We have quite a vantage point here at Akamai. Our globally-distributed Intelligent Platform helps us gather huge piles of data on everything from connection speeds, attack traffic, network connectivity/availability/latency problems, and IPv6 growth/transition progress, as well as traffic patterns across leading Web sites and digital media providers. It also gives us a look at DDoS attacks as they happen.
Here's an excerpt from the report:
The fourth quarter of 2012 saw 200 reported attacks, while 208 attacks were reported in the first quarter of 2013, representing a slight (4%) increase in the number of attacks reported. In the third and fourth quarters of 2012, a significant number (72) of DDoS attacks were attributed to the Izz ad-Dim al-Qassam Cyber Fighters (aka QCF) and Operation Ababil.
In the first quarter of 2013, the tactics of these attacks changed, with the QCF no longer announcing their targets prior to the attacks. Additionally, the attacks ceased as of March 5, in theory to support a planned operation known as "OpUSA" originating from members of the group "Anonymous". However it is unknown if this was truly the case, or if the forces behind the QCF were merely pausing to regroup for future attacks.
As illustrated in Figure 3, enterprise clients received a substantially greater percentage of attacks in the first quarter of 2013, accounting for 34% of all attacks (67 total), up 14% quarter over quarter.
The commerce and media verticals stayed relatively close to their 2012 percentages, at 32% vs. 34% for commerce and 21% versus 22% for media. At the same time, high tech and public sector customers were targeted by substantially fewer attacks as a percentage, at 7% and 4% of total attacks respectively.
As a percentage, first quarter attacks targeting the commerce sector remained relatively stable in comparison to the attacks reported in 2012. While the distribution of the attacks remained nearly the same, the actual targets were more varied, again following the overall trend of spreading the targets of attacks across multiple sites.
As highlighted in Figure 4, retail organizations continue to be tempting targets, primarily because they rely so heavily on the Internet for sales and marketing and can be severely impacted if their customers cannot reach their sites.
As shown in Figure 5, at the beginning of 2013, financial services customers continued to bear the brunt of the attacks against the enterprise vertical, suffering from 50% of all attacks in this vertical.
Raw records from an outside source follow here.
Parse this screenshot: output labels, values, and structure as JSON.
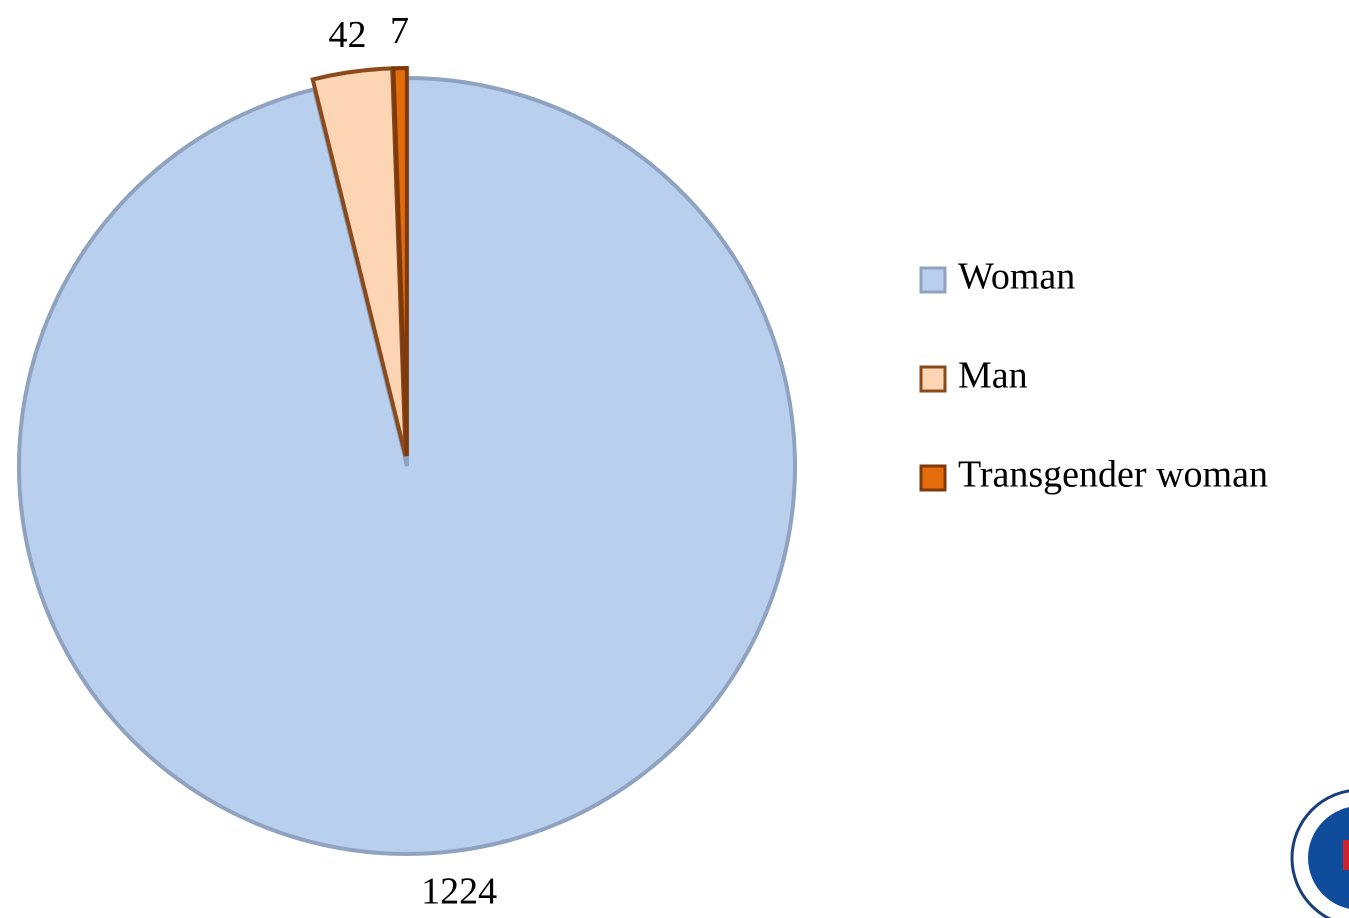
{
  "chart_data": {
    "type": "pie",
    "categories": [
      "Woman",
      "Man",
      "Transgender woman"
    ],
    "values": [
      1224,
      42,
      7
    ],
    "colors": [
      "#b9cfee",
      "#fcd5b5",
      "#e46c0a"
    ],
    "legend": "right"
  }
}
This is directly related to the attacks performed by the QCF, as it was in 2012. What is not apparent from the number of attacks is the fact that a number of shorter, less impactful attacks were performed in the first quarter, comprised of probes, rather than full-on DDoS attacks.
Due to poor Internet hygiene by many ISPs and the lack of enforcement of BCP 38, forged DNS requests are allowed to continue to the name servers, rather than being filtered by the attacker's ISP as they should be.